At the recent annual meeting of the Chicago Healthcare Executives Forum, a crowd of 500 healthcare leaders heard from the CEOs of our industry’s most powerful (and sometimes conflicting) associations – the American Hospital Association, American Medical Association, American Nurses’ Association and American College of Healthcare Executives.
Altogether, these organizations represent 5000+ hospitals, 3.1 million nurses, 40,000 healthcare executives and 250,000 physicians. Impressive. As they opined on how we prepare for a healthcare environment of ACOs, reimbursement overhaul, babybooming demand, workforce shortages, and the call for transparency, there was a common theme in the recipe for success: communication.
- How do we improve quality and minimize clinical errs? Teamwork and better communication among caregivers who weren’t trained to, um, communicate.
- What do we make of social media? Don’t fear it, use it to communicate swiftly and regularly with patients and media (honoring the barriers of HIPAA, of course).
- How will hospitals and physicians possibly survive and thrive under bundled payment? Communicate and align incentives like we never have before.
- How do we create a more diversified health care workforce? Proactive outreach to minorities and making education affordable.
- How should an organization deal with a reputation-hitting issue? Take responsibility and communicate as transparently as possible.

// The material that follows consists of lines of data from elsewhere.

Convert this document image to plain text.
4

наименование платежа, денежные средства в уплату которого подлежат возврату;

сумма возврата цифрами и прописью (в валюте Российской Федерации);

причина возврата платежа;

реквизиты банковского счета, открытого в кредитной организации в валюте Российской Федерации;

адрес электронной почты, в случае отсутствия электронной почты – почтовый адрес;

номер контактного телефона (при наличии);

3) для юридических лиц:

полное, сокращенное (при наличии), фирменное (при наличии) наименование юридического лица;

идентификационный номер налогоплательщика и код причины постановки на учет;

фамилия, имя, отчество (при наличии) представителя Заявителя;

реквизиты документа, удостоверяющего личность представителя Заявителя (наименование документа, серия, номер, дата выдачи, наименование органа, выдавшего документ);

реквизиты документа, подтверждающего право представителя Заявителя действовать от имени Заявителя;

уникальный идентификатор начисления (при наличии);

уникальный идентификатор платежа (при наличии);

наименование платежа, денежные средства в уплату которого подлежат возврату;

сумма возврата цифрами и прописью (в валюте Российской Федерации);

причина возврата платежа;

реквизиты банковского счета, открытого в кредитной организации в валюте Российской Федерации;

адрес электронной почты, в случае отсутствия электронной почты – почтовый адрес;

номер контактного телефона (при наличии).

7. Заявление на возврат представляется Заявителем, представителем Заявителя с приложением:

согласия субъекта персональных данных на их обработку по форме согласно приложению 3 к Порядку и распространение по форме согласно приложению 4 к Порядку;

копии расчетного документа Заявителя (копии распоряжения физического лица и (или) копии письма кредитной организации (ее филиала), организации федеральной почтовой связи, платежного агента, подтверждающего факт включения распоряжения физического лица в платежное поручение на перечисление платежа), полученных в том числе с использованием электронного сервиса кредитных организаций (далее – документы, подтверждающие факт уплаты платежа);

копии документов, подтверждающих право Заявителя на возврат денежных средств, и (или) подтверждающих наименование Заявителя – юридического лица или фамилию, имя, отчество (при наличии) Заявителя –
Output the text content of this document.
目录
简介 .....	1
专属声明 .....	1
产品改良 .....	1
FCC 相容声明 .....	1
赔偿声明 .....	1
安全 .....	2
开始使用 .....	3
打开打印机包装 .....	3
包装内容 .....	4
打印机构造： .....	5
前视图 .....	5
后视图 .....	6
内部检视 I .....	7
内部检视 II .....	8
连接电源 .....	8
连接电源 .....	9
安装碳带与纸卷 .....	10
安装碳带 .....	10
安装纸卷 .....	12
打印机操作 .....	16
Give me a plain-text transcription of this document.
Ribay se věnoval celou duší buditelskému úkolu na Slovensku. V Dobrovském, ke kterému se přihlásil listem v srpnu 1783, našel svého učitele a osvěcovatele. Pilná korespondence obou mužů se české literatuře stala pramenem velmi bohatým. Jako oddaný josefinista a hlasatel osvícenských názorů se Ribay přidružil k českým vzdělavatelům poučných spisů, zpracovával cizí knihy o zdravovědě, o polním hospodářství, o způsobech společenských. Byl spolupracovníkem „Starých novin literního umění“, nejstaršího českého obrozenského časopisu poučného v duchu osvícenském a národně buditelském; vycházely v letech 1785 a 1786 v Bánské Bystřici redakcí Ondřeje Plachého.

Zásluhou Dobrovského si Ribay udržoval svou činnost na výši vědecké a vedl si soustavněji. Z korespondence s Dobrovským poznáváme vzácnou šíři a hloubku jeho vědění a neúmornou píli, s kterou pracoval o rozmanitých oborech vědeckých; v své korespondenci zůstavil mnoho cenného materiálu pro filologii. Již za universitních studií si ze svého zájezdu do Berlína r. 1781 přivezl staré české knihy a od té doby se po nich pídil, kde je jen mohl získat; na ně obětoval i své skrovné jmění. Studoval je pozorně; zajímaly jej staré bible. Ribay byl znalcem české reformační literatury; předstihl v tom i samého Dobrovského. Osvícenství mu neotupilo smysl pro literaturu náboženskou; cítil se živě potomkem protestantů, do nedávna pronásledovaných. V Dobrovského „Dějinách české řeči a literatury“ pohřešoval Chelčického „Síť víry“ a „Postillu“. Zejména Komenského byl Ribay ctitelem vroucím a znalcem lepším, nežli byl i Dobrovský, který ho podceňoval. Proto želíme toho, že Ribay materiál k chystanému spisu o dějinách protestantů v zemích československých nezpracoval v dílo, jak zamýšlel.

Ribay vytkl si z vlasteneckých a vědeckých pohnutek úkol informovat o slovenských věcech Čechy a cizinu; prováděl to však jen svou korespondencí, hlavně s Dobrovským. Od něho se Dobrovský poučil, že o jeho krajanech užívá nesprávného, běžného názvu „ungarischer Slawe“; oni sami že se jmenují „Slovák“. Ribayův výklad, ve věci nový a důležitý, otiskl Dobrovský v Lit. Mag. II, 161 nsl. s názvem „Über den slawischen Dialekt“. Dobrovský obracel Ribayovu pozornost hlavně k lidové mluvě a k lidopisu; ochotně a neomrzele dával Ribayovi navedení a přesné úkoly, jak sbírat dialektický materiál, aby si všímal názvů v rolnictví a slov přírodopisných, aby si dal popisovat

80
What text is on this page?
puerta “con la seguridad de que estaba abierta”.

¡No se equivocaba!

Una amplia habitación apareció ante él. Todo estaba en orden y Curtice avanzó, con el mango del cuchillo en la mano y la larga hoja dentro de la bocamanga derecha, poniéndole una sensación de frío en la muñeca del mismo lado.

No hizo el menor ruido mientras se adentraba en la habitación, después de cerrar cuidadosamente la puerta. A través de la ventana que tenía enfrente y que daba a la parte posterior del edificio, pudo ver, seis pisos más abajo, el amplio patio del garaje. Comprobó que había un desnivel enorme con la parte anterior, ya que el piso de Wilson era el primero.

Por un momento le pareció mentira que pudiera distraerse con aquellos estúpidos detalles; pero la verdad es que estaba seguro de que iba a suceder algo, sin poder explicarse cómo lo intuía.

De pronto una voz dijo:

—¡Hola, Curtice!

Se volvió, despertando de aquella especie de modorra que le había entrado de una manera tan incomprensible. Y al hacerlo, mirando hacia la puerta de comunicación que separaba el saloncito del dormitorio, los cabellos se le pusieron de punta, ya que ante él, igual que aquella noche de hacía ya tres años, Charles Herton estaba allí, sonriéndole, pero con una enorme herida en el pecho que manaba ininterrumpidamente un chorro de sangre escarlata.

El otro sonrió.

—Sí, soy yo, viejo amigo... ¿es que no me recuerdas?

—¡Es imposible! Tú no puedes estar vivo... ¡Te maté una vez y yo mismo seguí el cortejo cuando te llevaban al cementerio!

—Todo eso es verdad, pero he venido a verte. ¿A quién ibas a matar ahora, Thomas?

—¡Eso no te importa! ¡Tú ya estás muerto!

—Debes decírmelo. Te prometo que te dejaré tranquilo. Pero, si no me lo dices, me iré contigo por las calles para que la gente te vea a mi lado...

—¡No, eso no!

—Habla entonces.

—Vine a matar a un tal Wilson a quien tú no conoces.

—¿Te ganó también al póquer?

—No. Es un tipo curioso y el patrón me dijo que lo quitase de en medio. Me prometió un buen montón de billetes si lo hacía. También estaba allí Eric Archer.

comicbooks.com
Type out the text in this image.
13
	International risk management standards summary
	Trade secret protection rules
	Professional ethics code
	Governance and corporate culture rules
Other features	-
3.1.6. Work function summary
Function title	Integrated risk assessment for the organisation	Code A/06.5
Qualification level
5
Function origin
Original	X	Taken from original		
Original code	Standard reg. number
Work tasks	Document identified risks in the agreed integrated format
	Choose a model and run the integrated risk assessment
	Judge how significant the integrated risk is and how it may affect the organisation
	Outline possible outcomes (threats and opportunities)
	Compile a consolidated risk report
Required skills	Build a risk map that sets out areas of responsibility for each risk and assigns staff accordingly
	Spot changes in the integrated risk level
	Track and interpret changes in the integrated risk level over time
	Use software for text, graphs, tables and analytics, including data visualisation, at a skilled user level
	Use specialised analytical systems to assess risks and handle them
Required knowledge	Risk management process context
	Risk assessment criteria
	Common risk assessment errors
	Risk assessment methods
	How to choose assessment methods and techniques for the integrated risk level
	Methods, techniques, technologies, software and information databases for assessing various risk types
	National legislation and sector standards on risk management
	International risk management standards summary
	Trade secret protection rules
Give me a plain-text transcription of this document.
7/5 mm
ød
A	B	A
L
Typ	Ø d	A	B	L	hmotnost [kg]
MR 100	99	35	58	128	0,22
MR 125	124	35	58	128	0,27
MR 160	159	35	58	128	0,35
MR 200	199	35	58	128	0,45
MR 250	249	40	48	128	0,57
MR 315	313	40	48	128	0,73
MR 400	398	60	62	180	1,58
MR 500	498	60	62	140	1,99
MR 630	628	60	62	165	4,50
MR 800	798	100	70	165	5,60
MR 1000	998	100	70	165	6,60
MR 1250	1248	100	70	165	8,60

Is it really that simple? Well, no, not entirely. But, the truth is that healthcare organizations and physicians have largely operated in a system that hasn’t required them to partner or communicate well to be successful. They have not been incented to work together to improve care. They have not had to share risk financially. They have not had to publicly release their report cards on quality, cost efficiency, patient satisfaction, community benefit, and the list goes on.
It’s a whole new world today. And tomorrow is even scarier. It will require a willingness to be open and ready to make changes, to talk more, to listen even more than we talk and to always place the patient at the center of the health care puzzle. Easier said than done? Yes. But, critical to success? Absolutely. Just ask the experts.